I like the heresy era front bike section, and the star you've sculpted from green stuff looks cool, too. 

Can't wait to see the next steps.


----------



## Nordicus (May 3, 2013)

I'm really liking this guy - He's going to make an excellent centerpiece for my army.

Keep up the great work man!


----------



## Blissful Brushes (Aug 17, 2013)

venomlust said:


> This is looking great. I've been frustrated in the past by Kranon's sword for the reasons you listed above. I bet it's gonna look killer when you're finished with it. It's just such an amazing sword, what a shame it was sculpted that way!
> 
> I like the heresy era front bike section, and the star you've sculpted from green stuff looks cool, too.
> 
> Can't wait to see the next steps.


Thanks  I solved it in the end by press moulding the sword and woring the rest of the details around the base that that provided me with.



Nordicus said:


> I'm really liking this guy - He's going to make an excellent centerpiece for my army.
> 
> Keep up the great work man!


Delayed, but here you go 

Well then, this has been a little bit quiet over the last couple of months. I have moved house, had no internet and that real life malarky got in the way of posting on here. I have, however, got some shots of Kranon for y'all!

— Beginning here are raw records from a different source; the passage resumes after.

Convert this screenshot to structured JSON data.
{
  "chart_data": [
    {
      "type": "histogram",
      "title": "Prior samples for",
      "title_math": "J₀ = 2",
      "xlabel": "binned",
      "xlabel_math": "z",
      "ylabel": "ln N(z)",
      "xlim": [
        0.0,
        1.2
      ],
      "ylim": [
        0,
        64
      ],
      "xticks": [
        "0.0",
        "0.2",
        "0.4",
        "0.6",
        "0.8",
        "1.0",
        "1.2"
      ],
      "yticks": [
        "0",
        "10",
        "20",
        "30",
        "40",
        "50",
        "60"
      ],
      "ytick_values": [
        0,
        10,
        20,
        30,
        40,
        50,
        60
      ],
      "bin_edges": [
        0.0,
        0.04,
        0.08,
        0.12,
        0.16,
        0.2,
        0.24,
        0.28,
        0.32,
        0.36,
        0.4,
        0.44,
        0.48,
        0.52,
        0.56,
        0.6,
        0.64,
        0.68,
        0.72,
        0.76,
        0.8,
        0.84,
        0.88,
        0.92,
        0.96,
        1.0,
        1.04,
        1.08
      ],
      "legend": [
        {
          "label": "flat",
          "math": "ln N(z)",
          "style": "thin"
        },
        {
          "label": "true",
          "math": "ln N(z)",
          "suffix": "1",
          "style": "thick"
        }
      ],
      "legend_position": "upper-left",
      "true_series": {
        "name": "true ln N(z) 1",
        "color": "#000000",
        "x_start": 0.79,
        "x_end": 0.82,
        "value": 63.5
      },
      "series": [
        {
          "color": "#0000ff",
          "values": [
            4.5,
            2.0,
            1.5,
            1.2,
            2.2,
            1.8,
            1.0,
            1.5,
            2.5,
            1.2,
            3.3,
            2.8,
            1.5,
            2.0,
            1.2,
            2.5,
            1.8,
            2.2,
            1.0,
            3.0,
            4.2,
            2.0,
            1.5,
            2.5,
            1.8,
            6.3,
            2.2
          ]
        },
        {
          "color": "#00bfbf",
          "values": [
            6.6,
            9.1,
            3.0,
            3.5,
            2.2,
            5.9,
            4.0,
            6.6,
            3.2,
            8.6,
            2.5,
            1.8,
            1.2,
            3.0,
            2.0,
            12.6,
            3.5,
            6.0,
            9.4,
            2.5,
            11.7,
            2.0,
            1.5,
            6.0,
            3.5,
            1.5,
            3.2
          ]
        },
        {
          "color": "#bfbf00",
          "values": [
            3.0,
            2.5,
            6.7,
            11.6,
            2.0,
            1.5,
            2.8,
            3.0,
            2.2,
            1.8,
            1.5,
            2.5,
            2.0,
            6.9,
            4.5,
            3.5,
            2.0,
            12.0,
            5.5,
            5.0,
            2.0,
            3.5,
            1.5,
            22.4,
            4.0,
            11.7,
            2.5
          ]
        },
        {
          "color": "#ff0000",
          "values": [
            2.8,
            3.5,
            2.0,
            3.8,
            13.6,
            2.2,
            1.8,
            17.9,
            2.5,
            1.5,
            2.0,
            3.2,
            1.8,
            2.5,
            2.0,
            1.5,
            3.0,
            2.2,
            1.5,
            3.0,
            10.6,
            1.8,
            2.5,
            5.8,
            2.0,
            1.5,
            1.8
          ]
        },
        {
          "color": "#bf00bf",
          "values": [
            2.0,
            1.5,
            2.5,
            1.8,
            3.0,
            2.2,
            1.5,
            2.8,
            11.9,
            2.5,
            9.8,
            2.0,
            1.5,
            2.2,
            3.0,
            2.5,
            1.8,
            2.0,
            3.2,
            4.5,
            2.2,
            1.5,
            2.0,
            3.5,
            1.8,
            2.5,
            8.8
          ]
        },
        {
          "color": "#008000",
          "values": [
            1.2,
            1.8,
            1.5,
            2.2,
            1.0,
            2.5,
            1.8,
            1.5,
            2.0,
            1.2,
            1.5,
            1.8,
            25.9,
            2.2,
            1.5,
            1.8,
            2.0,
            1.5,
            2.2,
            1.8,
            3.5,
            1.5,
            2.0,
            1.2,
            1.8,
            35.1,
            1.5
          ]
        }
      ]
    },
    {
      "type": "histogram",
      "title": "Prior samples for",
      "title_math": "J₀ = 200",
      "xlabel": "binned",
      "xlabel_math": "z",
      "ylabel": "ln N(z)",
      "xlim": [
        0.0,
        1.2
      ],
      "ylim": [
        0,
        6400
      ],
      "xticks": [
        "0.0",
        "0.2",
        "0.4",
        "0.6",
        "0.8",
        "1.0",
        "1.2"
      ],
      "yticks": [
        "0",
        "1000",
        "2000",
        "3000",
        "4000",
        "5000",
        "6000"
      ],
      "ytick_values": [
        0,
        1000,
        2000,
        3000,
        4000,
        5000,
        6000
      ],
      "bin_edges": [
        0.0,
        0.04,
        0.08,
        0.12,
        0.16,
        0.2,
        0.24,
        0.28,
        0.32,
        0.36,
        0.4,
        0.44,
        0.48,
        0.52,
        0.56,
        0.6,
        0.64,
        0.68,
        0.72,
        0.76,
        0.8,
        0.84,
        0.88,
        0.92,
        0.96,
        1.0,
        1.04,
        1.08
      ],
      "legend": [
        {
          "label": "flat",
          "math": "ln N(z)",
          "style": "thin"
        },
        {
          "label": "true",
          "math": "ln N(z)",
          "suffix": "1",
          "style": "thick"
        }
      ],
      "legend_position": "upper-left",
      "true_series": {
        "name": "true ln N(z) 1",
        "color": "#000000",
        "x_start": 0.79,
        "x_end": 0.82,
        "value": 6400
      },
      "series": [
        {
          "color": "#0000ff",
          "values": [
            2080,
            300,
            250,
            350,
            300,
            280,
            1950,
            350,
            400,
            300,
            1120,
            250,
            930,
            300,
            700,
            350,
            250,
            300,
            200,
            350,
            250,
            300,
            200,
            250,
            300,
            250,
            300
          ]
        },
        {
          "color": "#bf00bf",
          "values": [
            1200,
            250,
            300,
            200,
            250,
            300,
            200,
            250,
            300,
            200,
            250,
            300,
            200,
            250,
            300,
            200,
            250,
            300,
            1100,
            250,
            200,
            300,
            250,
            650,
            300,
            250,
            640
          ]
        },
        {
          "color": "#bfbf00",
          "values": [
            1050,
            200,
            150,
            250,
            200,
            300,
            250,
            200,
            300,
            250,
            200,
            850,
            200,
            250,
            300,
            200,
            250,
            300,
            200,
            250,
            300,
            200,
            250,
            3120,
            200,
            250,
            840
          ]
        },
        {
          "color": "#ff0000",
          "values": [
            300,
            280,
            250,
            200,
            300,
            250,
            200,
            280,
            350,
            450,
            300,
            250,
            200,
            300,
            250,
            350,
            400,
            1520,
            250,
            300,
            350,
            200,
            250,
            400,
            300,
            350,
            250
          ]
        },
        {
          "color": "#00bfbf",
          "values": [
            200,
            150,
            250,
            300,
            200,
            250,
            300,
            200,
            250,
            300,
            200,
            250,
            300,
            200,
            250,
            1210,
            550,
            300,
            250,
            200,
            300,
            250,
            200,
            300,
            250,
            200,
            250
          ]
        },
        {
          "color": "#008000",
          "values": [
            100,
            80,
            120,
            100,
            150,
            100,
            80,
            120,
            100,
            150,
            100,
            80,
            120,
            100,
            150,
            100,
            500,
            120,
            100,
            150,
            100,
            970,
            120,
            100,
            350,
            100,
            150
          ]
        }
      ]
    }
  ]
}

This will be quite a pic-heavy post, especially if Imgur hasn't compressed the images properly - they'll be about a thousand feet squared or something similarly silly...

So without further ado:









































































And there is Kranon in all his glory. Of course, he's not complete until he gets approval, but I think he's in a pretty good place right about now 

Any questions, comments/suggestions are more than welcome!

Next on the list is the Emperor and a load of Custodes tanks and potentially custodes themselves if there're no concrete forecasts of their release by Forgeworld in the next few months.

--BB-


----------



## venomlust (Feb 9, 2010)

Awesome. +REP for such a badass conversion and green stuff skills.


----------



## Roganzar (Feb 16, 2014)

Congrats on finishing him. That is freakin' amazing.


----------